Scosse e riscosse

«Buon anno di scosse e di riscosse», ha scritto Gramellini su La Stampa del 31 dicembre appena passato, augurando a tutti «…un anno di fervore. La forza irresistibile che infonde passione e concentrazione in ciò che si fa, senza perdere più tempo a lamentarsi, invidiare, rinfacciare».
Quest’augurio semplice, però, suona oggi come strano, e ho immaginato Gramellini accusato di farla troppo facile, di parlare dal sicuro del suo stipendio, di non essere in grado di capire la difficoltà grande che tante persone stanno vivendo. Ho immaginato anche che qualcuno, su Internet, lo insultasse, dandogli del venduto (La Stampa è di proprietà della Fiat…) o del complice di chissà quale complotto teso ad assopire possibili conflitti… .


Qualche giorno dopo, ho visto pubblicati i dati sui reati registrati a Milano nell’anno appena concluso. Tutti i reati, compresi quelli di maggiore allarme sociale (rapine, omicidi, stupri, furti) sono in calo rispetto all’anno precedente, il 2012, anno in cui, ugualmente, erano calati rispetto all’anno precedente. I dati di Milano sono analoghi a quelli nazionali sin qui noti, eppure tutti abbiamo la sensazione di vivere in una nazione progressivamente meno sicura. Non è così, ma allora perché pensiamo di sì?
Metto insieme questi due racconti – le prevedibili critiche all’augurio di un anno di fervore di Gramellini, e la diffusa sensazione di maggiore insicurezza mentre invece i reati diminuiscono – per dire questo: siamo talmente abituati, ormai, a sentirci in una situazione in cui va tutto male, e ogni cosa appare senza sbocchi, da ritenere scandaloso un augurio semplice e falsa una notizia vera, semplicemente perché contrasta con quello che normalmente si dice. Quel senso comune infondato, poi, produce il sentimento assurdo di essere alla fine della storia, personale e sociale.

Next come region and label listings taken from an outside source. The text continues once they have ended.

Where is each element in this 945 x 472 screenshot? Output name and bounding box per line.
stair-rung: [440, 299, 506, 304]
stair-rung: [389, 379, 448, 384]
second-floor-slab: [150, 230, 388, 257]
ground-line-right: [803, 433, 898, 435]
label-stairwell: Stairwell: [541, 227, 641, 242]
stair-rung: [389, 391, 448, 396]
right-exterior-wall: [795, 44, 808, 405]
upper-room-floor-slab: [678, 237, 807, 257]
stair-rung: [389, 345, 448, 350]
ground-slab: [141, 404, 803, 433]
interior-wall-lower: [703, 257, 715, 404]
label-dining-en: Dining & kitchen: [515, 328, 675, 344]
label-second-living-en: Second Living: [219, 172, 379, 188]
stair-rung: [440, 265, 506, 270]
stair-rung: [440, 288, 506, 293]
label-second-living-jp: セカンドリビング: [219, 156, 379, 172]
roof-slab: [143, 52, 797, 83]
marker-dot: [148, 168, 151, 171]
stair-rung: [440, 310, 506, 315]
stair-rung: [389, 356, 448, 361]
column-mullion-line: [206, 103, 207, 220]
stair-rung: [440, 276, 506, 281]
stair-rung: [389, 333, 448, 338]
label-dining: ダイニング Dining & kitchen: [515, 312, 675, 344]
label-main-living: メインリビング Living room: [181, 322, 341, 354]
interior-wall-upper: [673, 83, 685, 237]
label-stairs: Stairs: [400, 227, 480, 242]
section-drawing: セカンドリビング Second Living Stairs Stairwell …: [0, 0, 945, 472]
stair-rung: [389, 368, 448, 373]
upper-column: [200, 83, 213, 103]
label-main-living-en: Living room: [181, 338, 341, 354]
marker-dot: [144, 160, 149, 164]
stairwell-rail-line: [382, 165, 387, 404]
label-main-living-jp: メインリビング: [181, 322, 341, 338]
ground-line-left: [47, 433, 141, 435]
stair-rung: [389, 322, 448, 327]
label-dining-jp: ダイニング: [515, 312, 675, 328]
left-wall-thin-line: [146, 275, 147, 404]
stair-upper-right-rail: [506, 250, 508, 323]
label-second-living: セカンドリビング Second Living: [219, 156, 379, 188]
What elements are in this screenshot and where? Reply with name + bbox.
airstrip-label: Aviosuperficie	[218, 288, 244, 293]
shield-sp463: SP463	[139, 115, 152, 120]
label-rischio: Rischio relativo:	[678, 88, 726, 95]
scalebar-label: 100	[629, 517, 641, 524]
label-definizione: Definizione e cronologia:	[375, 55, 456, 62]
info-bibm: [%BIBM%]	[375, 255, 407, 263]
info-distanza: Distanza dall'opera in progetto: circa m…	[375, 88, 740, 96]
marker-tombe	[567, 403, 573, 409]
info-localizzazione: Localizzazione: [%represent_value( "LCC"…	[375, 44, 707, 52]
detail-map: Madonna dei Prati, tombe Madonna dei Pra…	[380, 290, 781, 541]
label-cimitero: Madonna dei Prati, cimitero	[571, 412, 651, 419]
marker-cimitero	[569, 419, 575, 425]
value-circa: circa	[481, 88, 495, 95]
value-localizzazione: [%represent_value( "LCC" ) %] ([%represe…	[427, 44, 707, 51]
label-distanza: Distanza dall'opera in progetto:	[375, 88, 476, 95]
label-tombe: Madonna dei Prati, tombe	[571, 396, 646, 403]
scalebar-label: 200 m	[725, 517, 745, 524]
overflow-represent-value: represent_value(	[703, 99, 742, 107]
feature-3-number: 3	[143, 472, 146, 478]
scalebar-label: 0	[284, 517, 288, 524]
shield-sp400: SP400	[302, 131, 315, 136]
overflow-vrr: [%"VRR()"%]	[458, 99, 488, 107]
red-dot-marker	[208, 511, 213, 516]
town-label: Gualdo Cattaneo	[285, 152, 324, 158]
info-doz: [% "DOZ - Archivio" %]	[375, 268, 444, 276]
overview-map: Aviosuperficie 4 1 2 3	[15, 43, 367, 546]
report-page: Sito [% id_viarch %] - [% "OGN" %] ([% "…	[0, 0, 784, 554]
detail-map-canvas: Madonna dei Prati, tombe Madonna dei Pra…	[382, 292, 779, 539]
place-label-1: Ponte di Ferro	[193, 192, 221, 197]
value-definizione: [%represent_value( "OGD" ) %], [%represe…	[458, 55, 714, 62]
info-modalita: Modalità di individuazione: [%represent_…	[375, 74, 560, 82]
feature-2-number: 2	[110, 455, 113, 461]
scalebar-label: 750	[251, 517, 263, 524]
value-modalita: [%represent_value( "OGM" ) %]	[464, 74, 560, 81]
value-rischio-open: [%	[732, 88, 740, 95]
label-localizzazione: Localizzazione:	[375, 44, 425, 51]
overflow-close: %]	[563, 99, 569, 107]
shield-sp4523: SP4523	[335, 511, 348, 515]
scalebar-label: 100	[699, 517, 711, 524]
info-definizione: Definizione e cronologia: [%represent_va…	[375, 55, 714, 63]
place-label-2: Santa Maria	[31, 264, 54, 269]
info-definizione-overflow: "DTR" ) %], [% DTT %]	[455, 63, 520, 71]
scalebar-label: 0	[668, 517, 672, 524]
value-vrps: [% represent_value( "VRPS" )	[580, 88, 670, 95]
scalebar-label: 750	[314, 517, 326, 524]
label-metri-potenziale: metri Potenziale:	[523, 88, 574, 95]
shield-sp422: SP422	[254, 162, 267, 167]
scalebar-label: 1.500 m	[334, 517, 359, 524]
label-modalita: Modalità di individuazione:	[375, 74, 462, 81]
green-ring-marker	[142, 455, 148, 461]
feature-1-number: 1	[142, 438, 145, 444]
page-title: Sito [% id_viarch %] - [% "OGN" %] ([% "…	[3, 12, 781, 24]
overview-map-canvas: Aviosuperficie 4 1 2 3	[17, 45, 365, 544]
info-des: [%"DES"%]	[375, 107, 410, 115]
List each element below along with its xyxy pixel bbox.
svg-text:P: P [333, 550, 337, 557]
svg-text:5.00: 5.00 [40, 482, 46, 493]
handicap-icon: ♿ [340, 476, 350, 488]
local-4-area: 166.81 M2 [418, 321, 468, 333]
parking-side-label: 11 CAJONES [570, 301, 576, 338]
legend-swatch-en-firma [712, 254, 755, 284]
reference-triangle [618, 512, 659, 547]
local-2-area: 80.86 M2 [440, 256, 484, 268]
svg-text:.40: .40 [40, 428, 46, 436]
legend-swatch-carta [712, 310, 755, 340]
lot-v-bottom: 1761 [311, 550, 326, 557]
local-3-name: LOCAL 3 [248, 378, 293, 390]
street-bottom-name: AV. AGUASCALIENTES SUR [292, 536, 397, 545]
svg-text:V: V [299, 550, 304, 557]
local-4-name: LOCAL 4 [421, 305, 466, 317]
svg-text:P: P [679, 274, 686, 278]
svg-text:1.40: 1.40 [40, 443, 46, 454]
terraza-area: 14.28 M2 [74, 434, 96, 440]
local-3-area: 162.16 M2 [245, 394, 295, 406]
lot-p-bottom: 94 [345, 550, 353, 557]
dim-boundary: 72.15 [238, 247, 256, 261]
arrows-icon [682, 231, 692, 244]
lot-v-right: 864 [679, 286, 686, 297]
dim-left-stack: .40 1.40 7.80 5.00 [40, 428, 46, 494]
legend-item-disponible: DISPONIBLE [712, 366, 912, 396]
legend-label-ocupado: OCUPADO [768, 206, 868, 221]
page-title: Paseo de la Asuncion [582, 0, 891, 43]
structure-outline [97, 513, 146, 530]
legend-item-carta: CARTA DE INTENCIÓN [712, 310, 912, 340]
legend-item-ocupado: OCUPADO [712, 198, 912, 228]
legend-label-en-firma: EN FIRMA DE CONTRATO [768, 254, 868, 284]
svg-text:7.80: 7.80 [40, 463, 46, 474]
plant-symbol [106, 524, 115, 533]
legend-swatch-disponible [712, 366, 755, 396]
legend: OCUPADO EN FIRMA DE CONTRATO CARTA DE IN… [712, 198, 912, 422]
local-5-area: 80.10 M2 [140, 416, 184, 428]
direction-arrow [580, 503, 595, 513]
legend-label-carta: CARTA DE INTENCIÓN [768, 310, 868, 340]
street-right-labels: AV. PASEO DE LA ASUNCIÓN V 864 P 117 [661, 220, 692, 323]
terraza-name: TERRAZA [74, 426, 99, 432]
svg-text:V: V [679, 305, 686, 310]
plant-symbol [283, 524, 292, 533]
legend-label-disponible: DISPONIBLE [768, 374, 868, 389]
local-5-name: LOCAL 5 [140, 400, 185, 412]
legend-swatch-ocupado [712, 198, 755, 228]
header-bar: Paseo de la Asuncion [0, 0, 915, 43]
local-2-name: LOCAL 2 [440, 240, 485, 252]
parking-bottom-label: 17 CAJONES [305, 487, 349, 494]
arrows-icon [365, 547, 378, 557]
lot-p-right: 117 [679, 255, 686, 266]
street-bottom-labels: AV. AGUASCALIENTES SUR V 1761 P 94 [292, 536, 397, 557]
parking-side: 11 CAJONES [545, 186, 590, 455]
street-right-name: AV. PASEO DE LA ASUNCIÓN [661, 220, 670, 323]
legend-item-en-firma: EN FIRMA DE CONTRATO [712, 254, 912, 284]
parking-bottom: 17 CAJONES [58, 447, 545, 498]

So bene quanti problemi (perché sono sotto i miei occhi, anche in casa mia) attanagliano i quarantenni, i trentenni e i ventenni di oggi che non riescono a trovare un lavoro, per non parlare dei cinquantenni che perdono forse per sempre il lavoro che hanno sempre fatto. Ma proprio perché le difficoltà sono grandi, abbiamo la necessità di viverle come sfide dell’esistenza, da affrontare con coraggio, con fervore, con pazienza. Cercando nuove strade, interrogandoci su ciò che davvero vogliamo e, subito dopo, su cosa possiamo fare per provare a realizzarlo, andando incontro alla nostra vita. Guardandoci intorno e osservando (copiando) le strategie esistenziali di chi ha un decimo o un centesimo di quel che abbiamo noi, che abitiamo questa parte ricca del mondo. Considerando nostri maestri di vita coloro che attraversano il Mediterraneo sui barconi, o si inventano mestieri dalle loro passioni, o che mettono a frutto una qualsiasi abilità che hanno saputo costruire con impegno.